What is a Crabapple? You might be surprised to learn that a Crabapple tree is just an Apple tree that bears fruit smaller than 2 inches in diameter. Both belong to the same genus, Malus, in the family Rosaceae.  Grown mainly as ornamental trees, Crabapples are low maintenance, fairly drought tolerant  and extremely popular for planting near schools, parks, highways and homes.

The 30-35 species of Crabapple are mostly deciduous trees and shrubs. Growing anywhere from 6 feet to 50 feet tall, most fall in the 15-25 foot range. Crabapple trees are popular in the Northern  and Midwest areas of the United States. They tolerate the cold winters and heavy soil well, growing as far north as zone 4. With over 700 cultivated varieties, a Crabapple tree can be found to fit just about any area. In addition to the wide range of sizes, trees also can be found in many different shapes, with different colors of flowers and fruit.

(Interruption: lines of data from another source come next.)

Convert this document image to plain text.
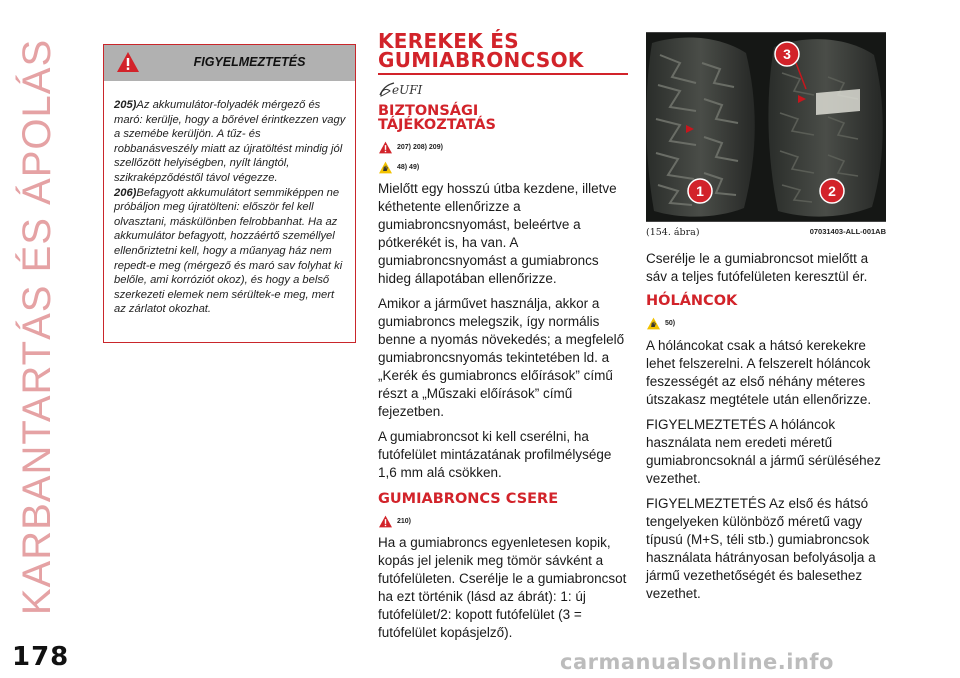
KARBANTARTÁS ÉS ÁPOLÁS	FIGYELMEZTETÉS

205)Az akkumulátor-folyadék mérgező és maró: kerülje, hogy a bőrével érintkezzen vagy a szemébe kerüljön. A tűz- és robbanásveszély miatt az újratöltést mindig jól szellőzött helyiségben, nyílt lángtól, szikraképződéstől távol végezze.

206)Befagyott akkumulátort semmiképpen ne próbáljon meg újratölteni: először fel kell olvasztani, máskülönben felrobbanhat. Ha az akkumulátor befagyott, hozzáértő személlyel ellenőriztetni kell, hogy a műanyag ház nem repedt-e meg (mérgező és maró sav folyhat ki belőle, ami korróziót okoz), és hogy a belső szerkezeti elemek nem sérültek-e meg, mert az zárlatot okozhat.

KEREKEK ÉS
GUMIABRONCSOK
eUFI
BIZTONSÁGI
TÁJÉKOZTATÁS
207) 208) 209)
48) 49)

Mielőtt egy hosszú útba kezdene, illetve kéthetente ellenőrizze a gumiabroncsnyomást, beleértve a pótkerékét is, ha van. A gumiabroncsnyomást a gumiabroncs hideg állapotában ellenőrizze.

Amikor a járművet használja, akkor a gumiabroncs melegszik, így normális benne a nyomás növekedés; a megfelelő gumiabroncsnyomás tekintetében ld. a „Kerék és gumiabroncs előírások” című részt a „Műszaki előírások” című fejezetben.

A gumiabroncsot ki kell cserélni, ha futófelület mintázatának profilmélysége 1,6 mm alá csökken.

GUMIABRONCS CSERE
210)

Ha a gumiabroncs egyenletesen kopik, kopás jel jelenik meg tömör sávként a futófelületen. Cserélje le a gumiabroncsot ha ezt történik (lásd az ábrát): 1: új futófelület/2: kopott futófelület (3 = futófelület kopásjelző).

1	2
3
(154. ábra)	07031403-ALL-001AB

Cserélje le a gumiabroncsot mielőtt a sáv a teljes futófelületen keresztül ér.

HÓLÁNCOK
50)

A hóláncokat csak a hátsó kerekekre lehet felszerelni. A felszerelt hóláncok feszességét az első néhány méteres útszakasz megtétele után ellenőrizze.

FIGYELMEZTETÉS A hóláncok használata nem eredeti méretű gumiabroncsoknál a jármű sérüléséhez vezethet.

FIGYELMEZTETÉS Az első és hátsó tengelyeken különböző méretű vagy típusú (M+S, téli stb.) gumiabroncsok használata hátrányosan befolyásolja a jármű vezethetőségét és balesethez vezethet.

178	carmanualsonline.info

Crabapple trees flower in the spring, anywhere from late April to mid-May. Flowers come in 3 types, single, semi-double and double, depending on how many petals they have. Single has 5, semi-double has 6-10 and double has more than 10. White, pinks and red are the most common colors, but some can also be found with salmon or coral flowers. Sometimes the bud is colored differently than the flowers, which gives the tree 2 different looks during blooming season.

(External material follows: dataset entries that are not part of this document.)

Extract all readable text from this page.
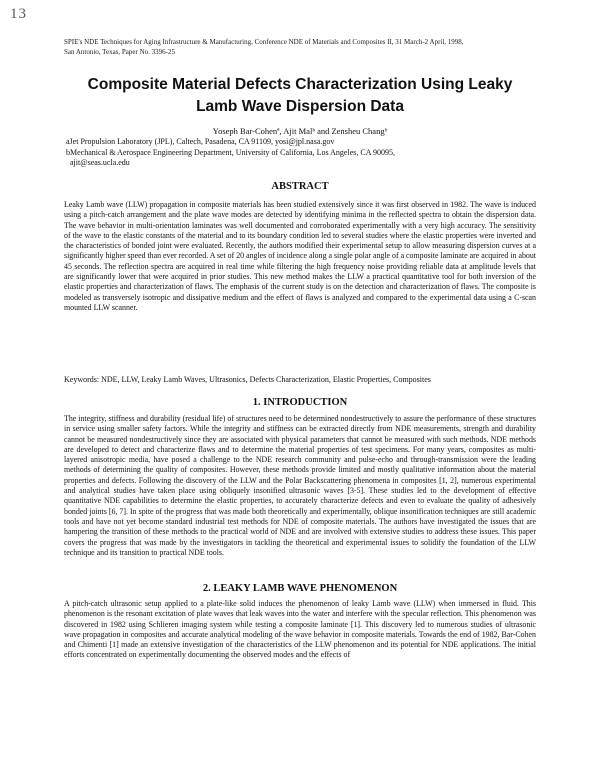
13
SPIE's NDE Techniques for Aging Infrastructure & Manufacturing, Conference NDE of Materials and Composites II, 31 March-2 April, 1998,
San Antonio, Texas, Paper No. 3396-25
Composite Material Defects Characterization Using Leaky
Lamb Wave Dispersion Data
Yoseph Bar-Cohenª, Ajit Malᵇ and Zensheu Changᵇ
aJet Propulsion Laboratory (JPL), Caltech, Pasadena, CA 91109, yosi@jpl.nasa.gov
bMechanical & Aerospace Engineering Department, University of California, Los Angeles, CA 90095,
ajit@seas.ucla.edu
ABSTRACT
Leaky Lamb wave (LLW) propagation in composite materials has been studied extensively since it was first observed in 1982. The wave is induced using a pitch-catch arrangement and the plate wave modes are detected by identifying minima in the reflected spectra to obtain the dispersion data. The wave behavior in multi-orientation laminates was well documented and corroborated experimentally with a very high accuracy. The sensitivity of the wave to the elastic constants of the material and to its boundary condition led to several studies where the elastic properties were inverted and the characteristics of bonded joint were evaluated. Recently, the authors modified their experimental setup to allow measuring dispersion curves at a significantly higher speed than ever recorded. A set of 20 angles of incidence along a single polar angle of a composite laminate are acquired in about 45 seconds. The reflection spectra are acquired in real time while filtering the high frequency noise providing reliable data at amplitude levels that are significantly lower that were acquired in prior studies. This new method makes the LLW a practical quantitative tool for both inversion of the elastic properties and characterization of flaws. The emphasis of the current study is on the detection and characterization of flaws. The composite is modeled as transversely isotropic and dissipative medium and the effect of flaws is analyzed and compared to the experimental data using a C-scan mounted LLW scanner.
Keywords: NDE, LLW, Leaky Lamb Waves, Ultrasonics, Defects Characterization, Elastic Properties, Composites
1. INTRODUCTION
The integrity, stiffness and durability (residual life) of structures need to be determined nondestructively to assure the performance of these structures in service using smaller safety factors. While the integrity and stiffness can be extracted directly from NDE measurements, strength and durability cannot be measured nondestructively since they are associated with physical parameters that cannot be measured with such methods. NDE methods are developed to detect and characterize flaws and to determine the material properties of test specimens. For many years, composites as multi-layered anisotropic media, have posed a challenge to the NDE research community and pulse-echo and through-transmission were the leading methods of determining the quality of composites. However, these methods provide limited and mostly qualitative information about the material properties and defects. Following the discovery of the LLW and the Polar Backscattering phenomena in composites [1, 2], numerous experimental and analytical studies have taken place using obliquely insonified ultrasonic waves [3-5]. These studies led to the development of effective quantitative NDE capabilities to determine the elastic properties, to accurately characterize defects and even to evaluate the quality of adhesively bonded joints [6, 7]. In spite of the progress that was made both theoretically and experimentally, oblique insonification techniques are still academic tools and have not yet become standard industrial test methods for NDE of composite materials. The authors have investigated the issues that are hampering the transition of these methods to the practical world of NDE and are involved with extensive studies to address these issues. This paper covers the progress that was made by the investigators in tackling the theoretical and experimental issues to solidify the foundation of the LLW technique and its transition to practical NDE tools.
2. LEAKY LAMB WAVE PHENOMENON
A pitch-catch ultrasonic setup applied to a plate-like solid induces the phenomenon of leaky Lamb wave (LLW) when immersed in fluid. This phenomenon is the resonant excitation of plate waves that leak waves into the water and interfere with the specular reflection. This phenomenon was discovered in 1982 using Schlieren imaging system while testing a composite laminate [1]. This discovery led to numerous studies of ultrasonic wave propagation in composites and accurate analytical modeling of the wave behavior in composite materials. Towards the end of 1982, Bar-Cohen and Chimenti [1] made an extensive investigation of the characteristics of the LLW phenomenon and its potential for NDE applications. The initial efforts concentrated on experimentally documenting the observed modes and the effects of
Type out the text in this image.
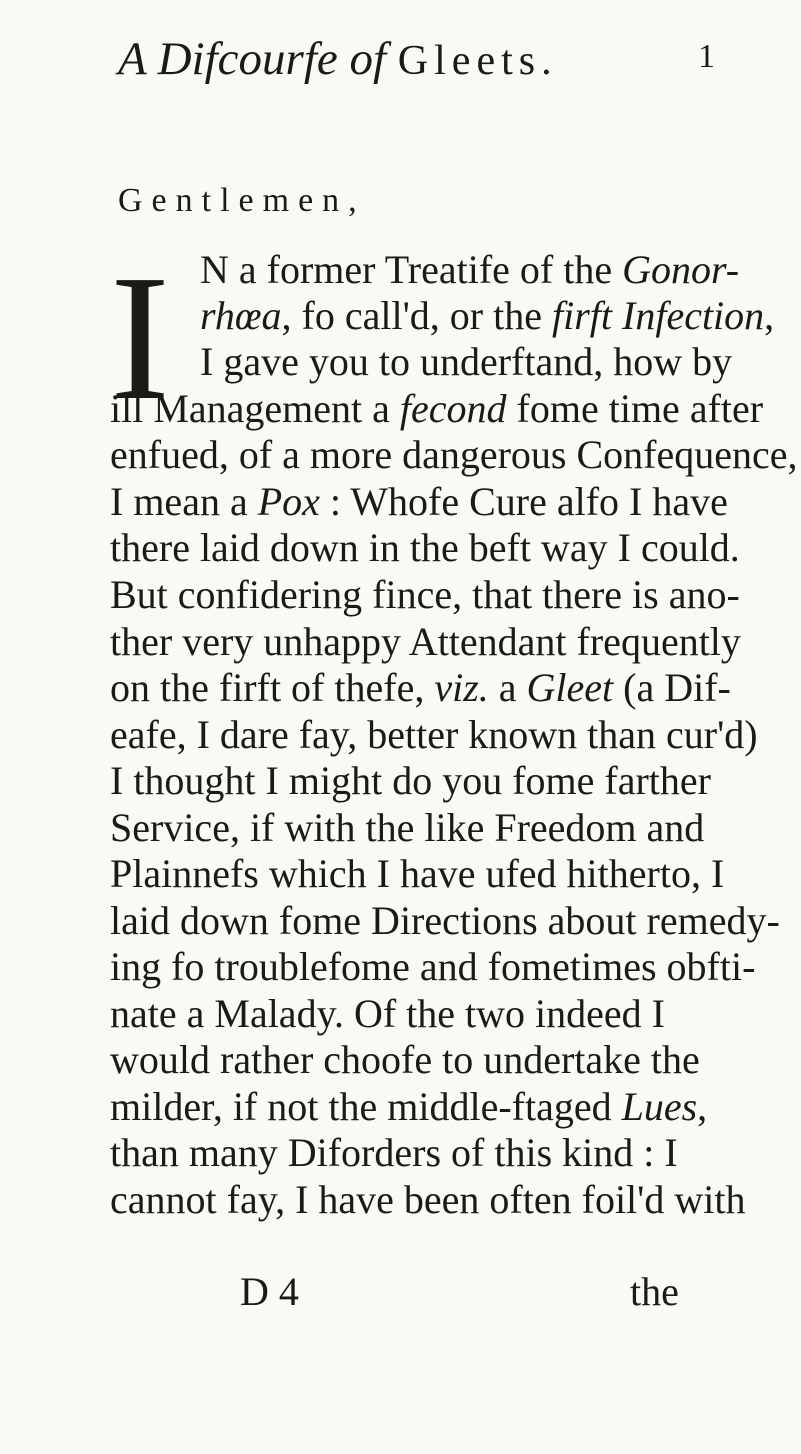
A Difcourfe of Gleets.	1
Gentlemen,
I N a former Treatife of the Gonor-
rhœa, fo call'd, or the firft Infection,
I gave you to underftand, how by
ill Management a fecond fome time after
enfued, of a more dangerous Confequence,
I mean a Pox : Whofe Cure alfo I have
there laid down in the beft way I could.
But confidering fince, that there is ano-
ther very unhappy Attendant frequently
on the firft of thefe, viz. a Gleet (a Dif-
eafe, I dare fay, better known than cur'd)
I thought I might do you fome farther
Service, if with the like Freedom and
Plainnefs which I have ufed hitherto, I
laid down fome Directions about remedy-
ing fo troublefome and fometimes obfti-
nate a Malady. Of the two indeed I
would rather choofe to undertake the
milder, if not the middle-ftaged Lues,
than many Diforders of this kind : I
cannot fay, I have been often foil'd with
D 4	the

The fruit of Crabapple trees is rarely eaten raw because it is sour, bitter or woody. Crabapples can be used to make jams and jellies or added to apple cider to kick up the flavor. The Chestnut Crabapple is an exception, having sweet fruit with a good texture. Crabapples are mainly red, but can also be green, orange, yellow, or purple and range in size from ¼ inch to 2 inches. Some types of trees drop their apples in Autumn and others have apples which hang on the trees through the winter, feeding the birds.

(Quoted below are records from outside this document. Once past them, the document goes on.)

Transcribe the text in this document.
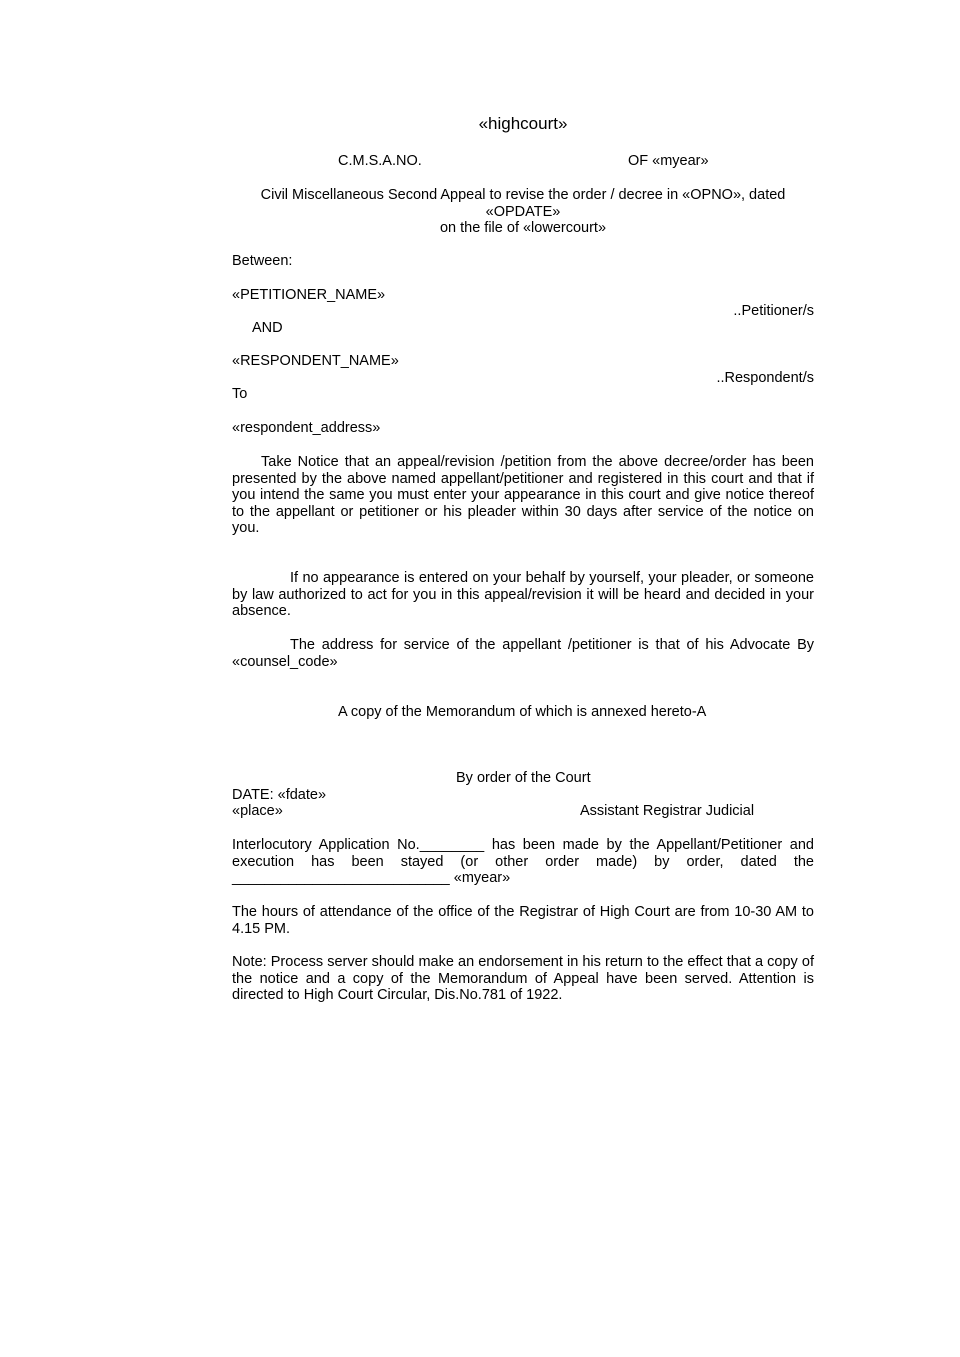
«highcourt»
C.M.S.A.NO.	OF «myear»
Civil Miscellaneous Second Appeal to revise the order / decree in «OPNO», dated
«OPDATE»
on the file of «lowercourt»
Between:
«PETITIONER_NAME»
..Petitioner/s
AND
«RESPONDENT_NAME»
..Respondent/s
To
«respondent_address»
Take Notice that an appeal/revision /petition from the above decree/order has been presented by the above named appellant/petitioner and registered in this court and that if you intend the same you must enter your appearance in this court and give notice thereof to the appellant or petitioner or his pleader within 30 days after service of the notice on you.
If no appearance is entered on your behalf by yourself, your pleader, or someone by law authorized to act for you in this appeal/revision it will be heard and decided in your absence.
The address for service of the appellant /petitioner is that of his Advocate By «counsel_code»
A copy of the Memorandum of which is annexed hereto-A
By order of the Court
DATE: «fdate»
«place»	Assistant Registrar Judicial
Interlocutory Application No.________ has been made by the Appellant/Petitioner and execution has been stayed (or other order made) by order, dated the ___________________________ «myear»
The hours of attendance of the office of the Registrar of High Court are from 10-30 AM to 4.15 PM.
Note: Process server should make an endorsement in his return to the effect that a copy of the notice and a copy of the Memorandum of Appeal have been served. Attention is directed to High Court Circular, Dis.No.781 of 1922.
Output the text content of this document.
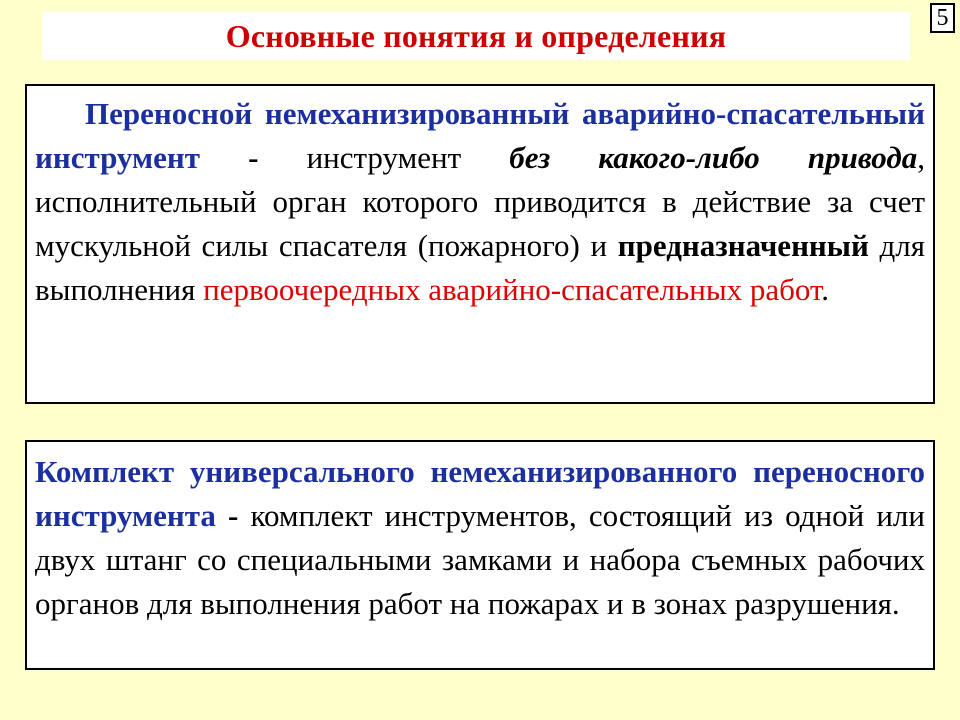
Основные понятия и определения	5
Переносной немеханизированный аварийно-спасательный инструмент - инструмент без какого-либо привода, исполнительный орган которого приводится в действие за счет мускульной силы спасателя (пожарного) и предназначенный для выполнения первоочередных аварийно-спасательных работ.
Комплект универсального немеханизированного переносного инструмента - комплект инструментов, состоящий из одной или двух штанг со специальными замками и набора съемных рабочих органов для выполнения работ на пожарах и в зонах разрушения.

Crabapples trees do not require much maintenance. They can be planted in any spot that has well drained soil and receives at least 8 hours of sun per day. Pruning is necessary only to remove dead limbs and keep the shape of the tree. Make sure you prune before early June. Starting mid-June and continuing to July, the tree is forming buds for next year. Crabapple trees cannot pollinate themselves, they require another apple tree and also insects to carry pollen between them. Usually this job is done by bees, who are interested in getting nectar from the Crabapples.

In the past Crabapple trees have had a bad reputation because they are plagued by many insects and diseases. Newer varieties are much more resistant, but not perfect. Before you buy one, I’d recommend you do a little research to learn what you can expect. I didn’t have that chance with our first Crabapple tree which was already full grown when we bought our house. It has dark pink buds which open to medium pink, single flowers. Some years, it is very beautiful and other years it has few flowers. It seems to have fewer apples each year. Several years ago, we planted another Crabapple, a dwarf variety. It is only about 6 or 7 feet tall, has medium pink buds which become pale pink flowers, and it does not  produce any apples. When it blooms, it is covered with flowers and looks wonderful.